From Precision Agriculture to AI Safety: GVSU Computing Researchers Tackle Real-World Challenges
Published March 2, 2026 by Esther Djan
Recent research from Grand Valley State University’s College of Computing highlights how data science and trustworthy AI are being applied to solve complex, real-world challenges, from advancing precision agriculture in the United States to improving cybersecurity and AI safety. This work includes one journal publication released in January 2026 and two conference papers accepted for presentation in March, reflecting strong research momentum and continued collaboration between College of Computing faculty and graduate students.
A major highlight is the January 2026 journal publication by Kamrul Hasan and Dancun Juma, titled “Beyond Conventional Surveys: A Machine Learning Approach to Understanding Precision Agriculture Adoption in the U.S.” published in the International Journal of Agricultural and Bisystem Engineering (WASET). The study explores how machine learning can complement traditional survey methods by using historical USDA agricultural data to analyze technology adoption across U.S. states. Using normalization, trend analysis, correlation testing, and k-means clustering, the research identifies patterns linking agricultural sales growth with precision agriculture adoption. While not proving causation, results show strong alignment between data-driven indicators and survey-based adoption measures, demonstrating how scalable analytics can support policymaking, infrastructure planning, and workforce training.
Publication: https://publications.waset.org/10014362.pdf?utm_source=chatgpt.com
The research group also has two papers accepted at the 2nd IEEE Conference on Secure and Trustworthy CyberInfrastructure for loT and Microelectronics (SaTC 2026), held March 24-26, 2026 in Houston, Texas. The conference focuses on security and trust across loT, edge computing, and modern cyberinfrastructure.
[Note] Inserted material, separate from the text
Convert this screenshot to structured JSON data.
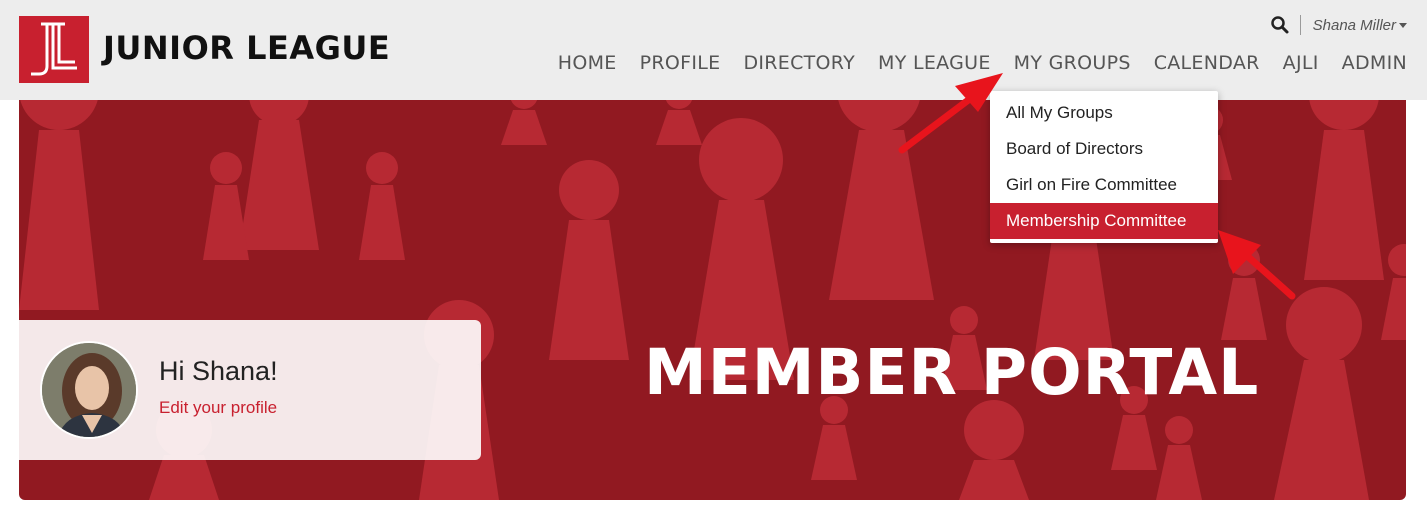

The first paper, by College of Computing graduate student, Joyce Malicha and Kamrul Hasan, “Benchmarking the Effectiveness of AI-Driven Red Teaming Across Safety-Aligned Language Models,” evaluates how effective AI-assisted red teaming is at identifying risks in modern language models.
The second paper, by College of Computing graduate student, Hilda Ogamba, Kamrul Hasan, and Samah Mansour, “Zero-Shot Network Intrusion Detection Using Sematic Learning and CVAE Augmentation,” explores how semantic learning and generative augmentation can improve detection of new and previously unseen cyber threats.
Together, these publications demonstrate how modern machine learning can support real-world decision making from improving modernization strategies to strengthening digital security systems. They also highlight the strong role of graduate student collaboration in producing impactful, publishable research.